JAKARTA - L’Iran a déclaré qu’il espérait des progrès dans le cadre de la reprise des négociations nucléaires avec les États-Unis.
Téhéran a déclaré lundi qu'il examinait plusieurs processus diplomatiques proposés par les pays de la région pour apaiser les tensions avec Washington, ajoutant qu'il espérait un cadre de discussion dans les jours à venir.
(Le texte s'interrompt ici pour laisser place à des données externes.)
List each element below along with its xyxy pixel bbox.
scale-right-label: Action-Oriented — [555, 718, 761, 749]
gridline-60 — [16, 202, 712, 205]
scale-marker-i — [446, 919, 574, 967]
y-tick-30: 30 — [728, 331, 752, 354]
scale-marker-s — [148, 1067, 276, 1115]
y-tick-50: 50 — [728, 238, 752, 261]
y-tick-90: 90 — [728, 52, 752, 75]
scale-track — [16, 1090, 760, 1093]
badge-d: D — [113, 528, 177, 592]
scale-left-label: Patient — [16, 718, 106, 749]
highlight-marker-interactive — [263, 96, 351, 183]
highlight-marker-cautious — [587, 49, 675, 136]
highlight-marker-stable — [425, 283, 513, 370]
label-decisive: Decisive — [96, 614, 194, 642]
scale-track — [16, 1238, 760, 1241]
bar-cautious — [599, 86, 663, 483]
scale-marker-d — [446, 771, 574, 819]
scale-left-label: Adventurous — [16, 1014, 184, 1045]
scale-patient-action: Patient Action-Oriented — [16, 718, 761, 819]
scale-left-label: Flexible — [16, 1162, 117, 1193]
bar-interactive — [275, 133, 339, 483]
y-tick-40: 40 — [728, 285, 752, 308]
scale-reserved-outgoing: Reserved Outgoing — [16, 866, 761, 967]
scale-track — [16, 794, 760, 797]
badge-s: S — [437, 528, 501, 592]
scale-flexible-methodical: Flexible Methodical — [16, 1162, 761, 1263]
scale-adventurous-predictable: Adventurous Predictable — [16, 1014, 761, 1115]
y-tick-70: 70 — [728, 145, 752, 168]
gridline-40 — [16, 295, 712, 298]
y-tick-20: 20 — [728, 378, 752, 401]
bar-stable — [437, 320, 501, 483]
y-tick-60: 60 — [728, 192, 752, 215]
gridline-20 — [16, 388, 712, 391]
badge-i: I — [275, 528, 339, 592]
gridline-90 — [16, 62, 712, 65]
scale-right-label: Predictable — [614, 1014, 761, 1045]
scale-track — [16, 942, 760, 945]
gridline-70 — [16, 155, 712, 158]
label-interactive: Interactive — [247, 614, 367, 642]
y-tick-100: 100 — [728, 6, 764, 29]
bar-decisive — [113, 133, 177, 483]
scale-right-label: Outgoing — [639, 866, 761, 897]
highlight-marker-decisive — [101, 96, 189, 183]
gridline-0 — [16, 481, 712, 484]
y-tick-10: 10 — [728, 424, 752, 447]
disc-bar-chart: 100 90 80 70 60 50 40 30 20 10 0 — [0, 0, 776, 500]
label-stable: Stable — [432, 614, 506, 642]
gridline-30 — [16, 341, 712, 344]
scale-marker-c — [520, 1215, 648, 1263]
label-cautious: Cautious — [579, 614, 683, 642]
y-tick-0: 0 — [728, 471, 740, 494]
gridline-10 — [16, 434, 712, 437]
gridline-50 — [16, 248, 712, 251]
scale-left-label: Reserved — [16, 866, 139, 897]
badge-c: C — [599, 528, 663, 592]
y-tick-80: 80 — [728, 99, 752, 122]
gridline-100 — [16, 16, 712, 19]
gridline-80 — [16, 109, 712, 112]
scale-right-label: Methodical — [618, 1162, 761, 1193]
Cette annonce intervient alors que Téhéran et Washington semblent avoir reculé des menaces d'action militaire.
Auparavant, le président américain Donald Trump avait envoyé des navires de guerre au Moyen-Orient après que l’Iran avait pris des mesures fermes pour faire face aux manifestations suivies de troubles en janvier, mais il a ensuite appelé Téhéran à conclure un accord pour poursuivre les pourparlers sur son programme nucléaire, qui a été interrompu en juin lorsque l’Iran a été attaqué par les États-Unis et Israël.
Dimanche, le président Trump a dit que les États-Unis parlaient avec l'Iran.
Le porte-parole du ministère des Affaires étrangères de Téhéran, Esmaeil Baghaei, a confirmé que des négociations indirectes étaient en cours.
« Les pays de la région agissent comme médiateurs dans l’échange de messages », a-t-il dit lundi, sans donner de détails sur le contenu des négociations, cité par Al Jazeera (3/2).
« Plusieurs points ont été discutés, et nous sommes en train d’examiner et de finaliser les détails de chaque étape du processus diplomatique, qui nous espérons sera achevé dans les jours à venir », a-t-il ajouté.
L’agence de presse officielle IRNA a rapporté que le ministre des Affaires étrangerées Abbas Araghchi avait été en réunion téléphonique avec l’Arabie saoudite, l’Egypte et la Turquie pour discuter des derniers développements.
Par la suite, l'agence de presse Fars a cité une source anonyme disant que le président Masoud Pezeshkian avait ordonné le rétablissement des pourparlers sur le nucléaire.
« L’Iran et les États-Unis mèneront des discussions sur la question nucléaire », a rapporté Fars sans préciser de date.
Le rapport a également été publié par le journal d'État iranien et le quotidien réformiste Shargh.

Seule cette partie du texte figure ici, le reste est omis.